Bektaşilikte de Masonlukta da temel gaye çalışmaktır. Çalışmak ibadettir, tapınmadır, hakikate varan yoldur. Zira Laborare est Orare (çalışmak ibadettir-tapınmadır) sözcüğü Masonlukta geçer. Hoş, burada asıl paylaşmak istediğim metni paylaşamıyorum. Orada Masonluktaki Allah anlayışından da bahsediyordu. Bir kere sütten ağzımız yandı. Yoğurdu üfleyerek yiyeceğiz. İsteyen o yazıyı bulabilir. Ama burada paylaşamaz.
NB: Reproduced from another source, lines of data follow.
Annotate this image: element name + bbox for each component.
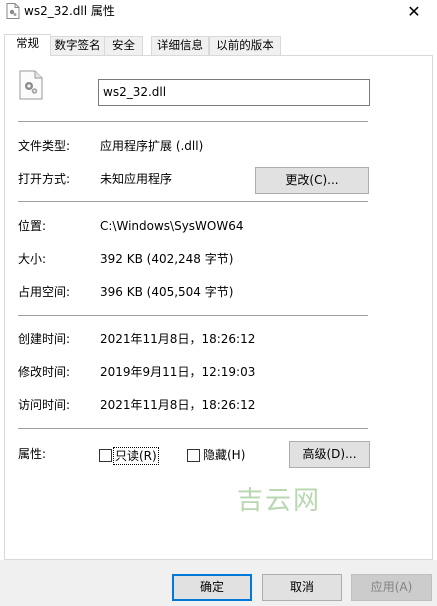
ok-button[interactable]: 确定 — [172, 574, 252, 601]
watermark-text: 吉云网 — [237, 486, 322, 516]
tab-general[interactable]: 常规 — [4, 34, 51, 56]
opens-with-label: 打开方式: — [18, 172, 71, 186]
file-type-value: 应用程序扩展 (.dll) — [100, 139, 204, 153]
separator — [18, 428, 368, 429]
created-value: 2021年11月8日，18:26:12 — [100, 332, 256, 346]
tab-strip: 常规 数字签名 安全 详细信息 以前的版本 — [4, 34, 433, 56]
opens-with-value: 未知应用程序 — [100, 172, 173, 186]
attributes-label: 属性: — [18, 447, 47, 461]
tab-previous-versions[interactable]: 以前的版本 — [209, 36, 281, 55]
modified-label: 修改时间: — [18, 365, 71, 379]
file-name-input[interactable]: ws2_32.dll — [98, 79, 370, 106]
separator — [18, 121, 368, 122]
tab-security[interactable]: 安全 — [104, 36, 143, 55]
tab-digital-signatures[interactable]: 数字签名 — [50, 36, 105, 55]
apply-button[interactable]: 应用(A) — [351, 574, 432, 601]
separator — [18, 315, 368, 316]
readonly-label[interactable]: 只读(R) — [113, 447, 159, 465]
tab-details[interactable]: 详细信息 — [151, 36, 209, 55]
close-icon[interactable]: ✕ — [391, 0, 437, 22]
hidden-checkbox[interactable] — [187, 449, 200, 462]
size-label: 大小: — [18, 252, 47, 266]
readonly-checkbox[interactable] — [99, 449, 112, 462]
location-value: C:\Windows\SysWOW64 — [100, 219, 244, 233]
title-bar: ws2_32.dll 属性 ✕ — [0, 0, 437, 22]
size-on-disk-label: 占用空间: — [18, 285, 71, 299]
dll-file-icon — [19, 70, 43, 100]
location-label: 位置: — [18, 219, 47, 233]
size-value: 392 KB (402,248 字节) — [100, 252, 234, 266]
separator — [18, 201, 368, 202]
general-panel — [4, 55, 433, 560]
file-type-label: 文件类型: — [18, 139, 71, 153]
hidden-label[interactable]: 隐藏(H) — [203, 447, 245, 463]
dll-file-icon — [6, 3, 20, 19]
accessed-label: 访问时间: — [18, 398, 71, 412]
window-title: ws2_32.dll 属性 — [24, 4, 115, 18]
created-label: 创建时间: — [18, 332, 71, 346]
change-button[interactable]: 更改(C)... — [255, 167, 369, 194]
modified-value: 2019年9月11日，12:19:03 — [100, 365, 256, 379]
cancel-button[interactable]: 取消 — [262, 574, 342, 601]
size-on-disk-value: 396 KB (405,504 字节) — [100, 285, 234, 299]
advanced-button[interactable]: 高级(D)... — [289, 441, 370, 468]
accessed-value: 2021年11月8日，18:26:12 — [100, 398, 256, 412]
Çünkü o yazı bir Masonik çalışma kitabının içeriğinden.
Bektaşilikte üyeler seçilirken bir olgunluk arandığı kesin. Ama bir yaş sınırı var mıdır bilemeyeceğim. Ama en azından Hür ve Kabul Edilmiş Masonlar Büyük Locası’nın bir yaş sınırı olduğunu biliyoruz. Aslında eski bir Masonik belgede “üyelerinizi seçerken servete, yaşa ve dostluğa bakarak seçmeyiniz” denmiştir. Fakat bugün ülkemizde Masonluğun bir dernek kapsamında olduğu unutulmamalı. Haliyle yasalar gereğince bir yaş sınırı olması gerekiyor. Ama Servet ve dostluk kısmına gelince... O konuda bizi aydınlatacak olanlar yine Masonların kendileridir. Acaba Masonlukta dost/ahbap ilişkileri Mason sıfatına yakışmayacak kişilerin Mason olmasına neden oluyor mu? Yahut fakirler Masonluğa alınıyor mu? Yoksa çağın değişmesi, o geleneksel Masonluktan bir şeyler götürdü mü?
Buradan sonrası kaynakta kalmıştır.